As mudanças nas regras de saneamento básico têm provocado debates na Câmara desde a edição da MP 844/18 sobre o mesmo tema, no ano passado. Ela perdeu a vigência sem ser votada.

Mudanças
O texto da MP 868, semelhante ao da anterior, proíbe os municípios de contratarem diretamente estatais de saneamento com dispensa de licitação, estabelece regras para a contratação do serviço com a formação de blocos regionais e prorroga o prazo para o fim dos lixões.

Essas alterações constam do projeto de lei de conversão da MP, de autoria do senador Tasso Jereissati (PSDB-CE), que também prevê o compartilhamento de riscos na prestação do serviço entre as empresas e o titular da concessão (municípios ou Distrito Federal).

Atualmente, a lei de diretrizes do saneamento básico (11.445/07) permite aos municípios realizarem um contrato de programa diretamente com empresas públicas prestadoras desse serviço, seja para o fornecimento de água tratada e/ou coleta e tratamento de esgoto.

Saiba mais sobre a tramitação de MPs

Íntegra da proposta:

Reportagem - Carol Siqueira
Edição - Geórgia Moraes

A reprodução das notícias é autorizada desde que contenha a assinatura 'Agência Câmara Notícias'



Comentários

Frederico | 29/05/2019 - 18h07
Já está mais que provado que empresas privadas não investem como o prometido. Cuiabá, Palmas e Manaus estão no fim da lista no quesito investimento e qualidade do saneamento no Brasil.
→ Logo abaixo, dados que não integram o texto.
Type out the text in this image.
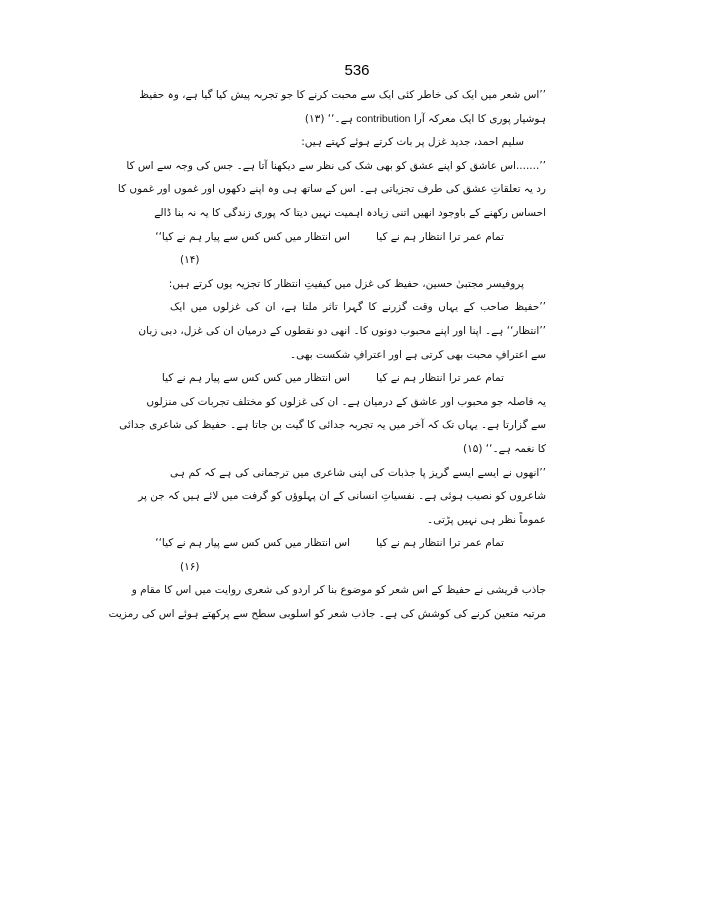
536
’’اس شعر میں ایک کی خاطر کئی ایک سے محبت کرنے کا جو تجربہ پیش کیا گیا ہے، وہ حفیظ
ہوشیار پوری کا ایک معرکہ آرا contribution ہے۔‘‘ (۱۳)
سلیم احمد، جدید غزل پر بات کرتے ہوئے کہتے ہیں:
’’.......اس عاشق کو اپنے عشق کو بھی شک کی نظر سے دیکھنا آتا ہے۔ جس کی وجہ سے اس کا
رد یہ تعلقاتِ عشق کی طرف تجزیاتی ہے۔ اس کے ساتھ ہی وہ اپنے دکھوں اور غموں اور غموں کا
احساس رکھنے کے باوجود انھیں اتنی زیادہ اہمیت نہیں دیتا کہ پوری زندگی کا یہ نہ بنا ڈالے
تمام عمر ترا انتظار ہم نے کیا
اس انتظار میں کس کس سے پیار ہم نے کیا‘‘
(۱۴)
پروفیسر مجتبیٰ حسین، حفیظ کی غزل میں کیفیتِ انتظار کا تجزیہ یوں کرتے ہیں:
’’حفیظ صاحب کے یہاں وقت گزرنے کا گہرا تاثر ملتا ہے، ان کی غزلوں میں ایک
’’انتظار‘‘ ہے۔ اپنا اور اپنے محبوب دونوں کا۔ انھی دو نقطوں کے درمیان ان کی غزل، دبی زبان
سے اعترافِ محبت بھی کرتی ہے اور اعترافِ شکست بھی۔
تمام عمر ترا انتظار ہم نے کیا
اس انتظار میں کس کس سے پیار ہم نے کیا
یہ فاصلہ جو محبوب اور عاشق کے درمیان ہے۔ ان کی غزلوں کو مختلف تجربات کی منزلوں
سے گزارتا ہے۔ یہاں تک کہ آخر میں یہ تجربہ جدائی کا گیت بن جاتا ہے۔ حفیظ کی شاعری جدائی
کا نغمہ ہے۔‘‘ (۱۵)
’’انھوں نے ایسے ایسے گریز پا جذبات کی اپنی شاعری میں ترجمانی کی ہے کہ کم ہی
شاعروں کو نصیب ہوئی ہے۔ نفسیاتِ انسانی کے ان پہلوؤں کو گرفت میں لائے ہیں کہ جن پر
عموماً نظر ہی نہیں پڑتی۔
تمام عمر ترا انتظار ہم نے کیا
اس انتظار میں کس کس سے پیار ہم نے کیا‘‘
(۱۶)
جاذب قریشی نے حفیظ کے اس شعر کو موضوع بنا کر اردو کی شعری روایت میں اس کا مقام و
مرتبہ متعین کرنے کی کوشش کی ہے۔ جاذب شعر کو اسلوبی سطح سے پرکھتے ہوئے اس کی رمزیت
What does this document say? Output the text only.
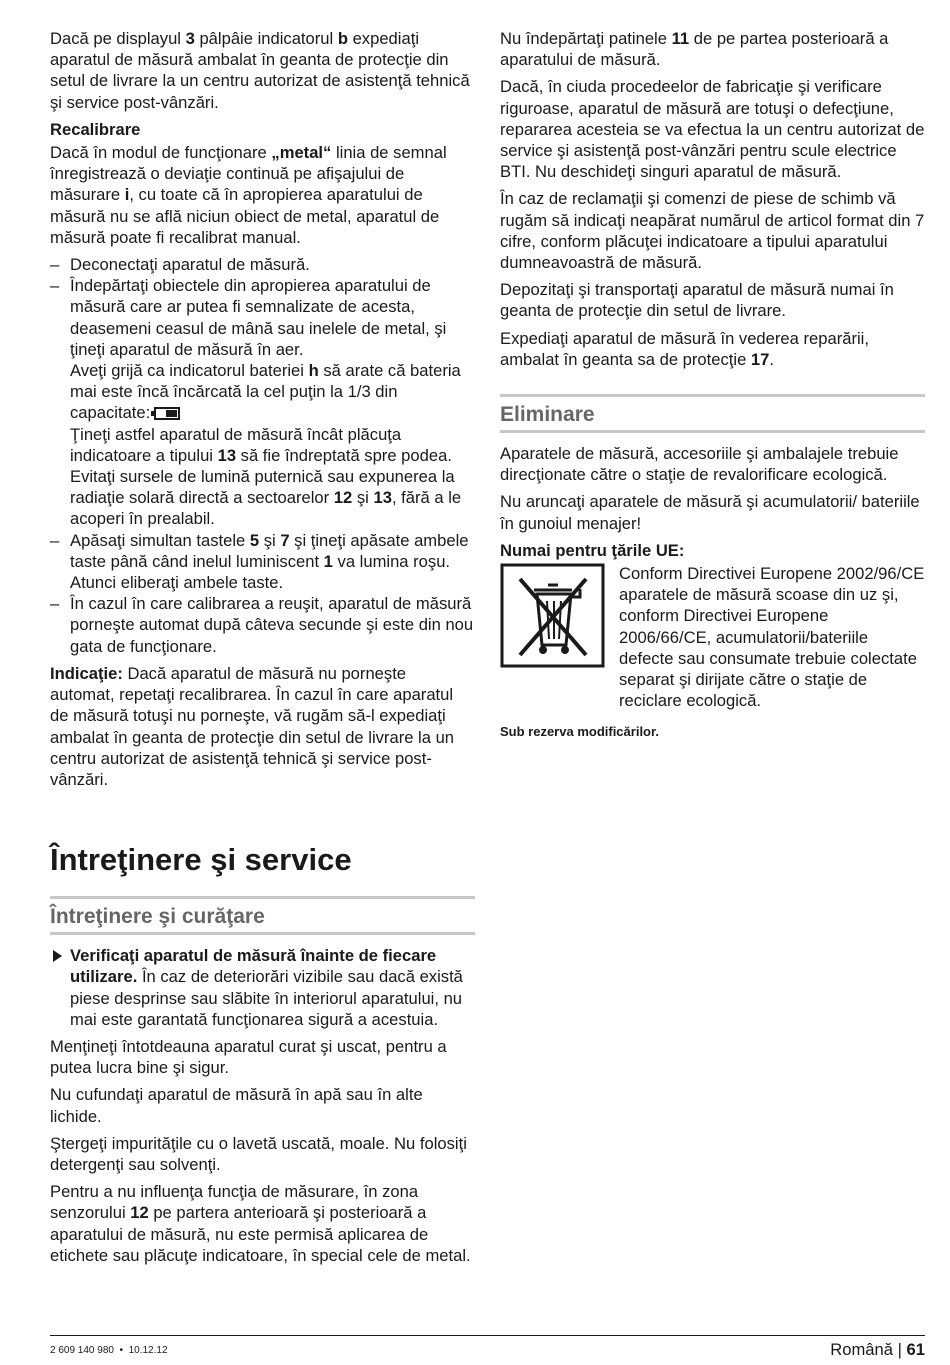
Dacă pe displayul 3 pâlpâie indicatorul b expediaţi aparatul de măsură ambalat în geanta de protecţie din setul de livrare la un centru autorizat de asistenţă tehnică şi service post-vânzări.

Recalibrare

Dacă în modul de funcţionare „metal“ linia de semnal înregistrează o deviaţie continuă pe afişajului de măsurare i, cu toate că în apropierea aparatului de măsură nu se află niciun obiect de metal, aparatul de măsură poate fi recalibrat manual.

– Deconectaţi aparatul de măsură.
– Îndepărtaţi obiectele din apropierea aparatului de măsură care ar putea fi semnalizate de acesta, deasemeni ceasul de mână sau inelele de metal, şi ţineţi aparatul de măsură în aer.
Aveţi grijă ca indicatorul bateriei h să arate că bateria mai este încă încărcată la cel puţin la 1/3 din capacitate:
Ţineţi astfel aparatul de măsură încât plăcuţa indicatoare a tipului 13 să fie îndreptată spre podea. Evitaţi sursele de lumină puternică sau expunerea la radiaţie solară directă a sectoarelor 12 şi 13, fără a le acoperi în prealabil.
– Apăsaţi simultan tastele 5 şi 7 şi ţineţi apăsate ambele taste până când inelul luminiscent 1 va lumina roşu. Atunci eliberaţi ambele taste.
– În cazul în care calibrarea a reuşit, aparatul de măsură porneşte automat după câteva secunde şi este din nou gata de funcţionare.

Indicaţie: Dacă aparatul de măsură nu porneşte automat, repetaţi recalibrarea. În cazul în care aparatul de măsură totuşi nu porneşte, vă rugăm să-l expediaţi ambalat în geanta de protecţie din setul de livrare la un centru autorizat de asistenţă tehnică şi service post-vânzări.

Întreţinere şi service
Întreţinere şi curăţare
Verificaţi aparatul de măsură înainte de fiecare utilizare. În caz de deteriorări vizibile sau dacă există piese desprinse sau slăbite în interiorul aparatului, nu mai este garantată funcţionarea sigură a acestuia.

Menţineţi întotdeauna aparatul curat şi uscat, pentru a putea lucra bine şi sigur.

Nu cufundaţi aparatul de măsură în apă sau în alte lichide.

Ştergeţi impurităţile cu o lavetă uscată, moale. Nu folosiţi detergenţi sau solvenţi.

Pentru a nu influenţa funcţia de măsurare, în zona senzorului 12 pe partera anterioară şi posterioară a aparatului de măsură, nu este permisă aplicarea de etichete sau plăcuţe indicatoare, în special cele de metal.

Nu îndepărtaţi patinele 11 de pe partea posterioară a aparatului de măsură.

Dacă, în ciuda procedeelor de fabricaţie şi verificare riguroase, aparatul de măsură are totuşi o defecţiune, repararea acesteia se va efectua la un centru autorizat de service şi asistenţă post-vânzări pentru scule electrice BTI. Nu deschideţi singuri aparatul de măsură.

În caz de reclamaţii şi comenzi de piese de schimb vă rugăm să indicaţi neapărat numărul de articol format din 7 cifre, conform plăcuţei indicatoare a tipului aparatului dumneavoastră de măsură.

Depozitaţi şi transportaţi aparatul de măsură numai în geanta de protecţie din setul de livrare.

Expediaţi aparatul de măsură în vederea reparării, ambalat în geanta sa de protecţie 17.

Eliminare

Aparatele de măsură, accesoriile şi ambalajele trebuie direcţionate către o staţie de revalorificare ecologică.

Nu aruncaţi aparatele de măsură şi acumulatorii/ bateriile în gunoiul menajer!

Numai pentru ţările UE:
Conform Directivei Europene 2002/96/CE aparatele de măsură scoase din uz şi, conform Directivei Europene 2006/66/CE, acumulatorii/bateriile defecte sau consumate trebuie colectate separat şi dirijate către o staţie de reciclare ecologică.
Sub rezerva modificărilor.
2 609 140 980 • 10.12.12	Română | 61
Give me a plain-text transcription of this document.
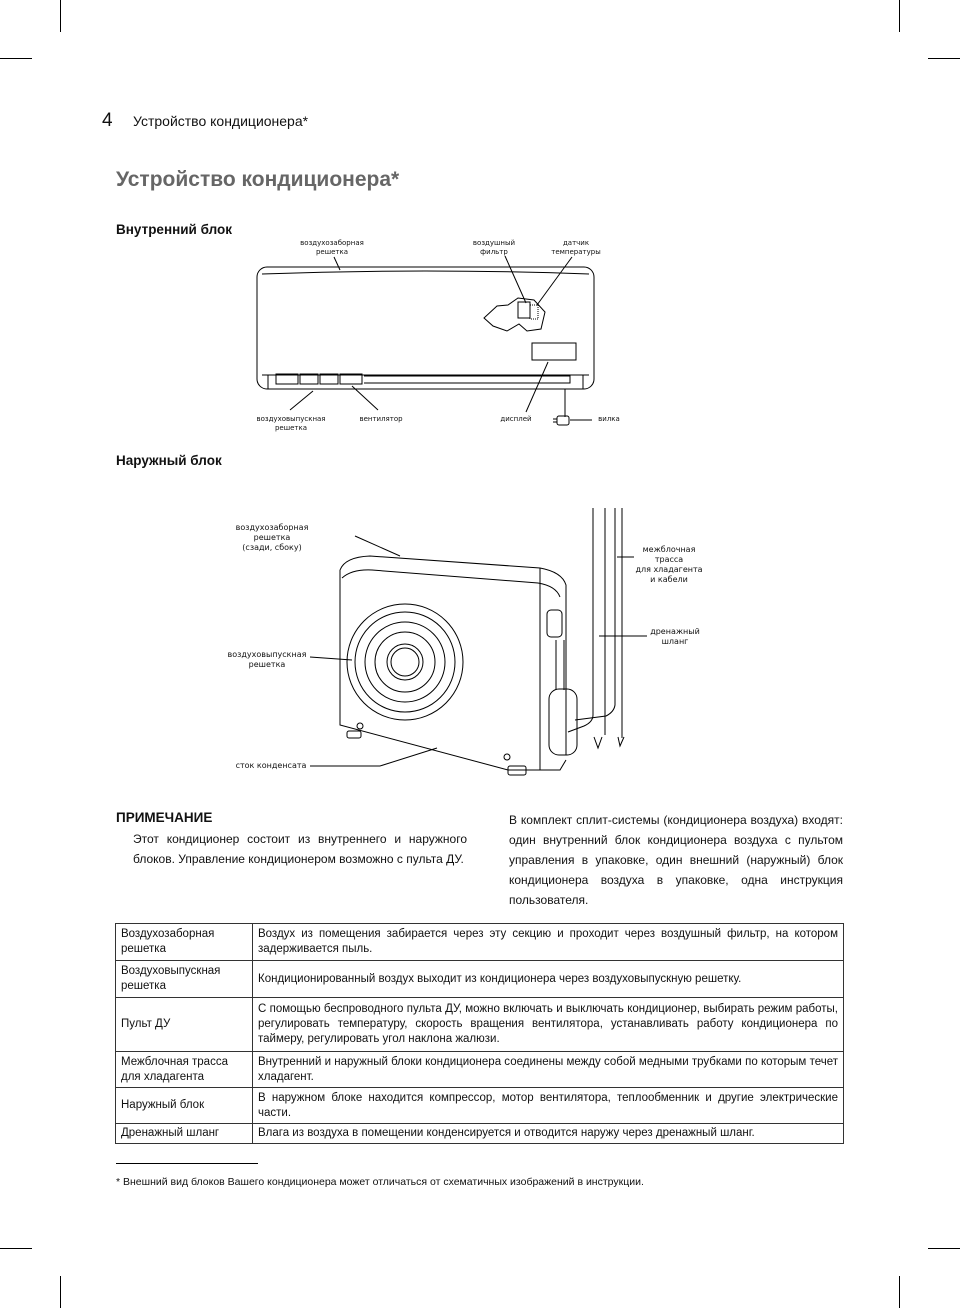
4 Устройство кондиционера*
Устройство кондиционера*
Внутренний блок
Наружный блок
воздухозаборная
решетка
воздушный
фильтр
датчик
температуры
воздуховыпускная
решетка
вентилятор	дисплей	вилка
воздухозаборная
решетка
(сзади, сбоку)
воздуховыпускная
решетка
сток конденсата
межблочная
трасса
для хладагента
и кабели
дренажный
шланг
ПРИМЕЧАНИЕ
Этот кондиционер состоит из внутреннего и наружного блоков. Управление кондиционером возможно с пульта ДУ.
В комплект сплит-системы (кондиционера воздуха) входят: один внутренний блок кондиционера воздуха с пультом управления в упаковке, один внешний (наружный) блок кондиционера воздуха в упаковке, одна инструкция пользователя.
Воздухозаборная решетка	Воздух из помещения забирается через эту секцию и проходит через воздушный фильтр, на котором задерживается пыль.
Воздуховыпускная решетка	Кондиционированный воздух выходит из кондиционера через воздуховыпускную решетку.
Пульт ДУ	С помощью беспроводного пульта ДУ, можно включать и выключать кондиционер, выбирать режим работы, регулировать температуру, скорость вращения вентилятора, устанавливать работу кондиционера по таймеру, регулировать угол наклона жалюзи.
Межблочная трасса для хладагента	Внутренний и наружный блоки кондиционера соединены между собой медными трубками по которым течет хладагент.
Наружный блок	В наружном блоке находится компрессор, мотор вентилятора, теплообменник и другие электрические части.
Дренажный шланг	Влага из воздуха в помещении конденсируется и отводится наружу через дренажный шланг.
* Внешний вид блоков Вашего кондиционера может отличаться от схематичных изображений в инструкции.
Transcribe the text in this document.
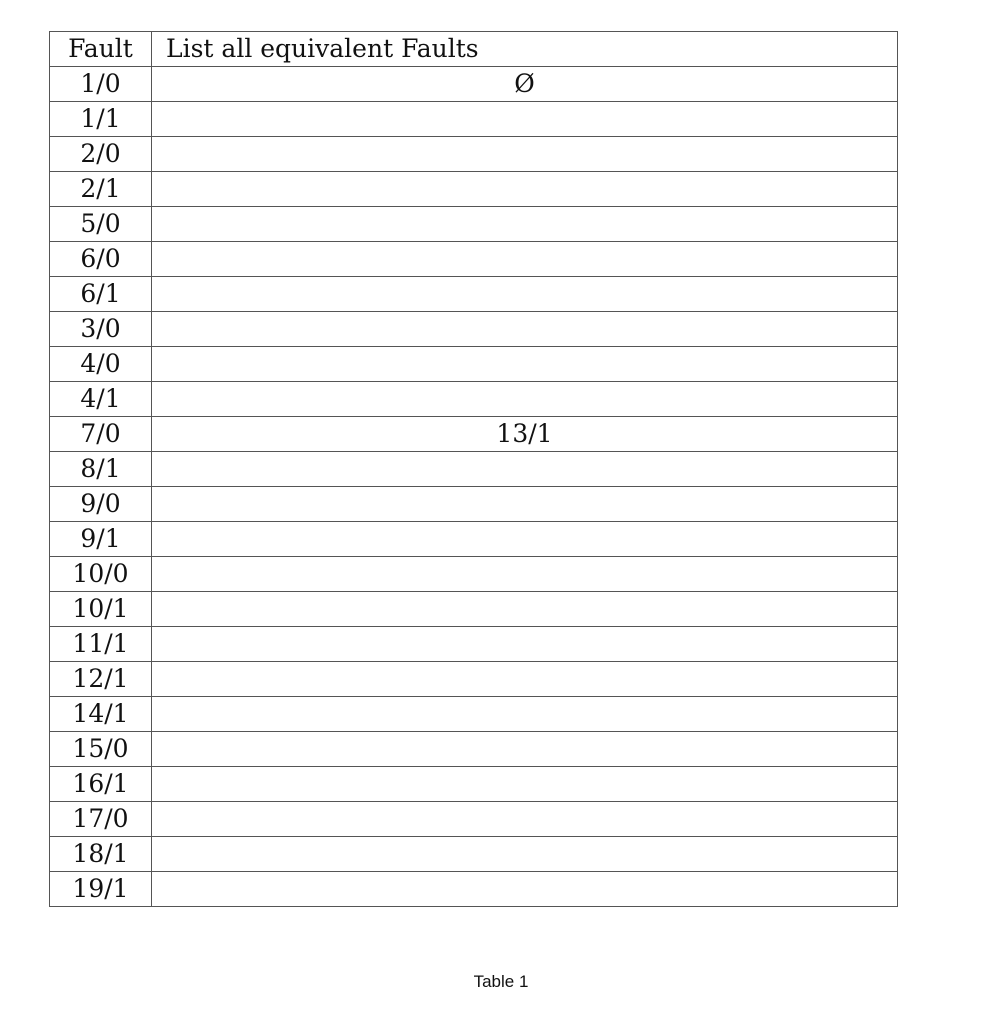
Fault	List all equivalent Faults
1/0	Ø
1/1	
2/0	
2/1	
5/0	
6/0	
6/1	
3/0	
4/0	
4/1	
7/0	13/1
8/1	
9/0	
9/1	
10/0	
10/1	
11/1	
12/1	
14/1	
15/0	
16/1	
17/0	
18/1	
19/1	
Table 1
Seria o fim do subsídio cruzado onerando mais ainda os cofres estaduais, visto que empresas privadas não se interessam por pequenas cidades.
José Renato | 29/05/2019 - 13h40
Ainda confio no poder público e creio que a água é um bem inegociável, único e insubstituível. A iniciativa privada é boa, mas enquanto não tivermos órgãos fiscalizadores com equipes, equipamentos confiáveis, sem interesse só no lucro. Quem é do interior ou baixa renda (ainda mais nessa crise de 14 milhões de desempregados e tantos subemprego, temporários, informais, devem chegar a 30 milhões) já está difícil pagar as contas imagine a água virando mercadoria?! Se acontecer outra crise hídrica, a iniciativa privada vai arcar? Andando direitinho a iniciativa privada ótimo perfeito, mas senão?
Priscila Correa Macedo | 29/05/2019 - 11h21
Perdemos mais uma vez, nós o POVO que perde sempre quando essas opiniões pela pura oposição ou falta de atenção aos anseios do povo resvalam no Congresso! Sugiro aqui que a Câmara coloque uma consulta pública das MPs que estão para referendo nesta casa. Nós elegemos o Presidente, NÓS escolhemos vcs e o que deve ou não ser interesse da população! Já que os representantes possuem outros interesses que não o mesmo da população; coloquem votação pública e depois cumpram a NOSSA DECISÃO! NÃO SE ESQUEÇAM QUE NÓS SOMOS SEUS PATRÕES!